The superb high-ISO performance that we saw in the KP's still photos carries over to its video mode. On the KP, you can select ISOs up to 25,600 in videos— up from a prior maximum of 3200 on earlier crop models. Even the full-frame Pentax K-1 maxes out at ISO 12,800 for videos. What's most impressive about this ISO limit is that the level of noise only increases marginally as you increase the ISO. In other words, all settings are perfectly usable in practice.
We later compared the KP to the K-1 at ISO 3200 and in full HD mode, and found that the latter only marginally outperforms the KP in terms of detail and dynamic range, despite its larger sensor. This shows that the new noise-reduction hardware in the KP is really doing its job! Click on either frame grab below to compare the image quality at full size:
The full videos follow.
However, like other recent Pentax cameras, the KP suffers from strong video compression which results in a relatively low bitrate in its output files. Since raw video cannot be captured through HDMI, you are limited to making the most of what the camera outputs. The camera does give you some flexibility with respect to controlling the image quality: you can apply digital filters, change the image color profile, and set the exposure fully manually or semi-manually (if desired). All the basic exposure modes (P, Tv, Av, and M) are available through the main mode dial while in video mode. These features will satisfy many users, but those who crave exceptional video image quality will likely be disappointed.
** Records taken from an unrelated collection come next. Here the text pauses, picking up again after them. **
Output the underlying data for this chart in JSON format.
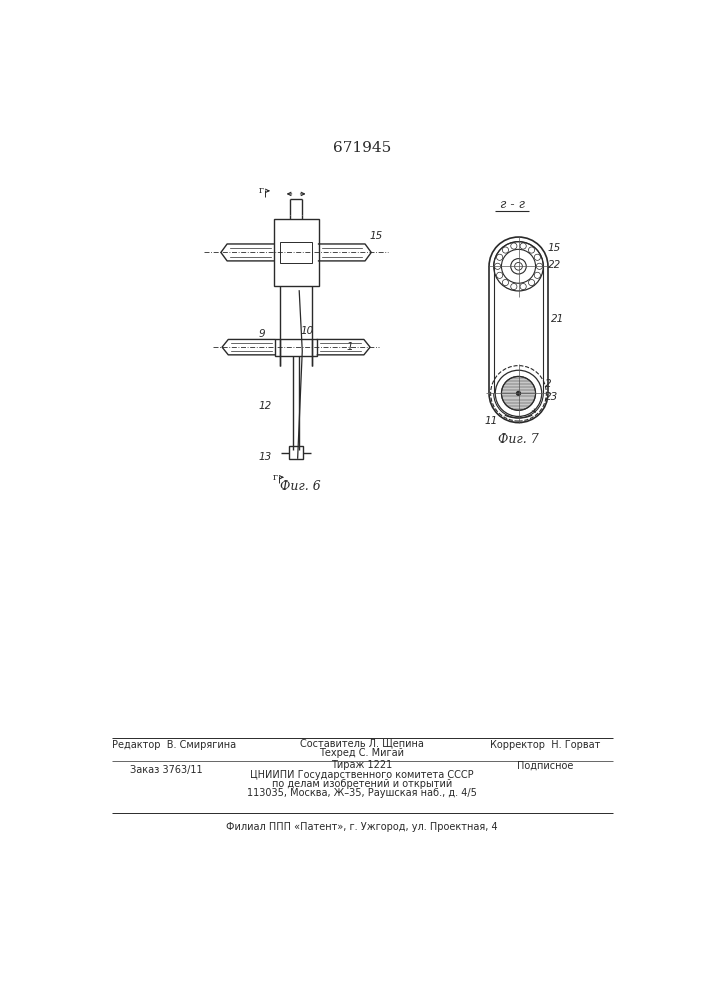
{
  "title": "671945",
  "background_color": "#ffffff",
  "line_color": "#2a2a2a",
  "fig6_label": "Фиг. 6",
  "fig7_label": "Фиг. 7",
  "section_label": "г - г",
  "footer_line1_left": "Редактор  В. Смирягина",
  "footer_line1_center1": "Составитель Л. Щепина",
  "footer_line1_center2": "Техред С. Мигай",
  "footer_line1_right": "Корректор  Н. Горват",
  "footer_line2_left": "Заказ 3763/11",
  "footer_line2_center": "Тираж 1221",
  "footer_line2_right": "Подписное",
  "footer_line3": "ЦНИИПИ Государственного комитета СССР",
  "footer_line4": "по делам изобретений и открытий",
  "footer_line5": "113035, Москва, Ж–35, Раушская наб., д. 4/5",
  "footer_line6": "Филиал ППП «Патент», г. Ужгород, ул. Проектная, 4"
}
For the best image quality, we recommend that you disable stabilization while shooting videos. Pentax's Movie SR is currently purely electronic and introduces a "jello effect" which can prove more distracting than beneficial. During a February, 2017 interview, Pentax representatives hinted that mechanical stabilization (using the sensor Shake Reduction system) would be enabled in the KP through a firmware update. As of mid-2017, this has not been done, though.
Speaking of HDMI, due to its small body size the KP does not have a dedicated HDMI port. Instead, a SlimPort USB to HDMI adapter is needed. While we attempted to test this feature ourselves, the SlimPort adapters we obtained did not appear to function with the KP. We will update this section with more details once we are able to confirm which adapters are in fact supported, and the quality/nature of the video.
Continuous Autofocus During Video Recording
Thanks to its hybrid CDAF system, the KP offers continuous autofocus during video capture. This feature is only available in conjunction with compatible lenses, including all DA-series DC lenses and PLM lenses (i.e. the new DA 55-300mm f/4.5-6.3 ED PLM WR RE). With other lenses, you can only access on-demand autofocus, which is slow but more decisive.
AF.C is now available in the video AF menu
To engage the AF.C mode in video recording, you need to either bring up the control panel by pressing the INFO button, or go into the video menu and the AF with Live View sub-menu. Continuous autofocus works with the automatic multi-point, SEL, and spot-focusing modes.
We previously tested this combo in the field with the K-70 and found that while it does indeed focus continuously, it’s not very good at it. Our subject (a fast-moving dog) was out of focus more often than it was in focus, and the system hunted constantly. Autofocus tracking was a miserable experience, and the system would even hunt when trained on a static subject. We found the KP to behave just like the KP following a repetition of a similar test.
Focus Peaking and Magnification
As in stills live view, focus peaking and magnification can be used for precise manual focusing. These features are not available during video recording.
While we’re happy to see Pentax continuing its efforts to improve the brand's historically sub-par video options, it’s clear that they still have some way to go to get anywhere near what Canon, Nikon, Panasonic, and Sony can offer. The biggest improvement in the KP was the increase of the maximum video ISO and reduction of overall noise. If Pentax were to enable to mechanical stabilization system, it would further increase the quality of hand-held videos.